An Bord der Kowrowez stand Oleg an Deck und dachte an seinen Igor. Er schaute in das Heckfahrwasser und schwelgte trotz der körperlichen Schmerzen, die ihn plagten, in Erinnerungen, während der laue Wind des Mittelmeers seinen geschundenen Körper umspielte. Die Zeit dicker Wintermäntel, Fellmützen und gefütterter Stiefel war vorbei, Oleg lehnte, bekleidet mit einem Jogginganzug aus Fallschirmseide, an der Reling. Irgendwo glaubte er den Schrei einer Möwe zu hören, verwies diesen Eindruck jedoch ins Reich der Fantasie. Vögel gab es schon lange nicht mehr auf dieser Welt, die Zombieseuche hatte sie alle dahingerafft.
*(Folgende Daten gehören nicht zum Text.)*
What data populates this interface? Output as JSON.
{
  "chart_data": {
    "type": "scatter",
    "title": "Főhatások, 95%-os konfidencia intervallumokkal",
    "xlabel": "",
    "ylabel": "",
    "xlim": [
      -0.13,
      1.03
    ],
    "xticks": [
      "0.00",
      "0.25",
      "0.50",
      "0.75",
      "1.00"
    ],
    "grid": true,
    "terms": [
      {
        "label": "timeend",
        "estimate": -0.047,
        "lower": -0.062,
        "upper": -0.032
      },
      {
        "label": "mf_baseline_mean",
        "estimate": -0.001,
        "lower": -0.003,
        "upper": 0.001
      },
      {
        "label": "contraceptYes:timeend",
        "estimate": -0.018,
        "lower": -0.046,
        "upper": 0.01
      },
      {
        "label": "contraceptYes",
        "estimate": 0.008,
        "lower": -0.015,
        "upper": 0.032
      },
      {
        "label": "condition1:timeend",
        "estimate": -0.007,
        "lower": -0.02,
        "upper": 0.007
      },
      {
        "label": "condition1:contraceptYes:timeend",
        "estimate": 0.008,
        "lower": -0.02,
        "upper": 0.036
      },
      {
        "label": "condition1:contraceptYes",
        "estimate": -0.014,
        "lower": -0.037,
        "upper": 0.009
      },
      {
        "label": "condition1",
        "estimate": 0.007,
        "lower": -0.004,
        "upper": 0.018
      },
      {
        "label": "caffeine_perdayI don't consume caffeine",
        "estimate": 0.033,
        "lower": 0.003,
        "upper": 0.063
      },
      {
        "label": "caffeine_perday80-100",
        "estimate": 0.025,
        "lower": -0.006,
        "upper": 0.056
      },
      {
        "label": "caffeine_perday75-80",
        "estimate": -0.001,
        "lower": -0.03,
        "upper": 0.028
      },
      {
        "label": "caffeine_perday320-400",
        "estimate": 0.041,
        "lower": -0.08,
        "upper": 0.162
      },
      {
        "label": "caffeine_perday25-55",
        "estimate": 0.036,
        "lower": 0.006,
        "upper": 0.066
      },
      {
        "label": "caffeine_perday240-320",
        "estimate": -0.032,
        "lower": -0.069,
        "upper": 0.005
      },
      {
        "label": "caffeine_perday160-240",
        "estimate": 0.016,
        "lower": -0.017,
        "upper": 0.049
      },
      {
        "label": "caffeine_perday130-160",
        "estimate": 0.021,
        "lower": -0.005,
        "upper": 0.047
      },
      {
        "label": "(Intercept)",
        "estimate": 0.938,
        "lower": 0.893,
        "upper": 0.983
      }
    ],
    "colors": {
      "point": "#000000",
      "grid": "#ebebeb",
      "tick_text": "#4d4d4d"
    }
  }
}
Zu Beginn der Katastrophe hatten sich die Vögel in aggressive, fliegende Seuchenherde verwandelt und maßgeblich zur Verbreitung der Infektion in der ersten Welle beigetragen. Aber die Vögel dieser Welt waren auch relativ schnell zugrunde gegangen, weil ihr Körper das Virus nicht auf Dauer tragen konnte. Mit dem Aussterben von Vögeln, Hunden, Katzen und vielen anderen Wirbeltieren war es still auf der Welt geworden.

»Na, mit den Gedanken in der Heimat?«

Oberst Ryschkow trat an ihn heran und lehnte sich mit dem Rücken an die Reling, den leichten Fahrtwind genießend. Das Meer roch gut hier. Salzig, ein Hauch von Rosmarin und Thymian hing in der feuchten Luft. Das Plätschern der Wellen und das sonore Brummen des Dieselaggregats bildeten die Geräuschkulisse.

»Ja und nein, Herr Oberst«, antwortete Oleg, »ich bin sehr gespannt auf unser Reiseziel. Nach der Eishölle von Noworossija scheint es mir, als wären wir auf direktem Weg ins Paradies unterwegs. Aber andererseits, was lässt man zurück, nicht wahr?«

»Sag, Oleg, was die Männer munkeln über dich und Igor. Ist das wahr?«

»Ist das von Bedeutung, Herr Oberst?«

»Nein, nicht wirklich.«

»Aber: Ja. Igor und ich sind durch ein Band tiefer Liebe vereint. Aber es verhält sich nicht so simpel, wie die Soldaten es vielleicht auffassen. Igor hat für mich gesorgt, als es mir schlecht ging und ich Hilfe brauchte. Und er hat mir die Weisheit Gottes vor Augen geführt. Er zeigte mir, was wahrer Glaube bewirken kann. Er ist der einzige Mensch, der es je gut mit mir meinte.«

Oberst Ryschkow nickte. Oleg drehte sich zu ihm um.

»Er wird nicht nachkommen, oder? Igor wird dort oben im Eis sterben, nicht wahr?«

Keine Regung bewegte das Gesicht des Obersts.

»Das weiß nur Gott, Junge. Du solltest dafür beten, dass er das überlebt.«

Dann stieß er sich vom Geländer ab und machte sich wieder auf den Weg zum Ruderhaus. Oleg sank auf die Knie und betete.